Già: «il danaro che produce danaro», l'usura, fu l'ossessione del secondo Pound. Il quale elaborò una dottrina economica ispirata a certi studi eterodossi - di C. H. Douglas, ad esempio - sperando di convertirvi il duce. Non per nulla scrisse: «I tried to educate him», ho tentato di educarlo. Non per nulla nel '39 tornò in patria per convincere Roosevelt a non dichiarare guerra a Roma, inutilmente perché non fu ricevuto. E non per nulla spiegò al ministro della giustizia Usa, che l'aveva messo sotto inchiesta: «Non ho parlato riferendomi a questa guerra, ma per protestare contro un sistema che crea una guerra dopo l'altra».
L'Italia gli pareva «un Paese non corrotto dalla lebbra capitalistica», adatto a realizzare le sue idee. Ma, notò Prezzolini, «la segreteria di Mussolini era più informata su Pound che non Pound sul fascismo». E lo usò.
Basta pensare al memorandum annotato dal segretario del dittatore, dopo aver letto le lettere nelle quali «uncle Ez» anticipava le proprie teorie e chiedeva udienza: «Questo progetto è strampalato, concepito da una mente nebbiosa, sprovvista di ogni senso della realtà... ma tenuto conto dell'affetto che il Pound porta all'Italia, bisognerà fargli presente...».
Dice Luzi: «Anche quegli appunti servono a far luce su un abbaglio nato da un'utopia e dimostrano l'utilizzazione che il regime fece delle sue ingenuità. Le invettive antiebraiche non sono giustificabili: un "error", certo terribile. Ma sappiamo in quale magma di umori Pound le aveva sedimentate, con scopi nei quali non c'era nulla di malvagio, semmai un astratto impulso di giustizia».
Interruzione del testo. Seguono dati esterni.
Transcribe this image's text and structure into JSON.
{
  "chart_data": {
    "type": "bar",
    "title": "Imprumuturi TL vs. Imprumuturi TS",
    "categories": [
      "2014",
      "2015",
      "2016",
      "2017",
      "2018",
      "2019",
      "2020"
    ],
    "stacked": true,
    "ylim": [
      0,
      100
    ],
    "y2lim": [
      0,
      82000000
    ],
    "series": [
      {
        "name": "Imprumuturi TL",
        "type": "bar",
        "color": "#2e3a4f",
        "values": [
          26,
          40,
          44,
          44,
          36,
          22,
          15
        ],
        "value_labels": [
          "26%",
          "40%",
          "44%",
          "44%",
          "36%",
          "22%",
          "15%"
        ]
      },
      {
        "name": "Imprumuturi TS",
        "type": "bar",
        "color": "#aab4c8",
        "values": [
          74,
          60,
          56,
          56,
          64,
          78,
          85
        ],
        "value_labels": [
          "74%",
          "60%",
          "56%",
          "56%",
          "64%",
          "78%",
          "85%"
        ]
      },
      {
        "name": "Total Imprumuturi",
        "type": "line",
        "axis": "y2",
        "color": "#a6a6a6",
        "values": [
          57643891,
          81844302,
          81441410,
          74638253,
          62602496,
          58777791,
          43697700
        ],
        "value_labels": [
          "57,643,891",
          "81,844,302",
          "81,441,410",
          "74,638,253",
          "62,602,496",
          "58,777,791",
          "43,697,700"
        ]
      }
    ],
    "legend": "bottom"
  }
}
Dunque, insiste, «possiamo finalmente liberarlo dalla "radiazione" scattata nel 1945 in America. Fu seppellito in manicomio con il seguente calcolo: meglio un poeta pazzo che un poeta, un grande poeta, traditore. C'era un imbarazzo di fondo: Pound contestava agli americani una decadenza basata su peccati capitali in grado di contraddire l'immagine di sé che gli Usa proponevano. Una cosa insopportabile, al di là dell'Atlantico, poiché c'era del vero».
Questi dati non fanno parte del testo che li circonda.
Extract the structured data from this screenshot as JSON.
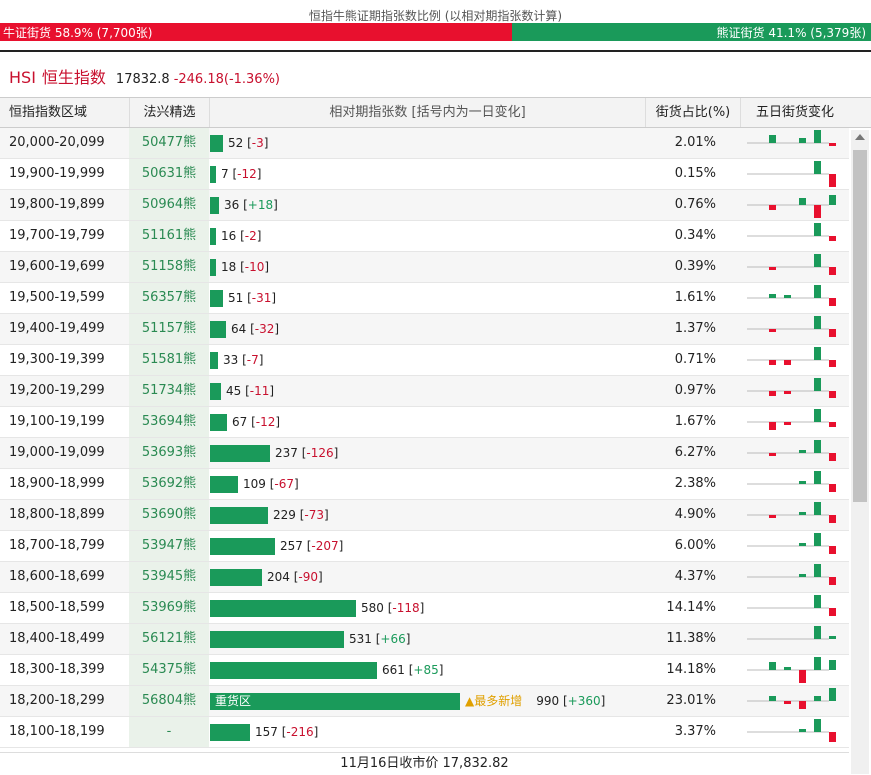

Luzi rammenta la tragica coerenza che quella specie di cavaliere del Graal mostrò il giorno dell'arresto, il 3 maggio 1945, davanti a un funzionario dell’Fbi: «Se un uomo non è disposto a correre qualche rischio per le sue idee, o le sue idee non valgono niente o non vale niente lui». Tuttavia preferisce lo sfogo che il poeta fece ad Allen Ginsberg nel '67, rompendo il «tempus tacendi» nel quale si proteggeva: «Ho perduto la testa in un uragano».
«È una metafora che compendia l'intero Pound», dice Luzi. «L'uragano al quale alludeva fu certo la guerra, ma forse anche il grandioso e babelico disegno dei Cantos . Lui tentò il poema del Novecento, secolo terribile, frastagliato, diviso. Volle riportare la poesia nella storia, con la radicalità di un'utopia: un lavoro immenso, quasi sacrificale. Non è stato tra gli autori che mi sono venuti incontro "spontaneamente", quanto una presenza acquisita di riflesso, perché di lui mi parlavano tanti amici, da Bilenchi a Montale. Dei suoi versi mi colpisce sempre la capacità di raccogliere pietre rare dalla letteratura di ogni tempo, ed è straordinario come riuscisse a includerle e dare a tutte bellezza. Anche per questo dico che il fascismo non c'entra con lui. C'entrano altre cose, più serie e contraddittorie insieme. Il caso va chiuso. Gli dobbiamo gratitudine per aver contribuito a far rifiorire Dante come un maestro attivo, dopo troppo petrarchismo. Lo vidi un'unica volta, a Spoleto nel '66: mi parve una visione di infelicità. Un’ombra chiusa nel suo segreto».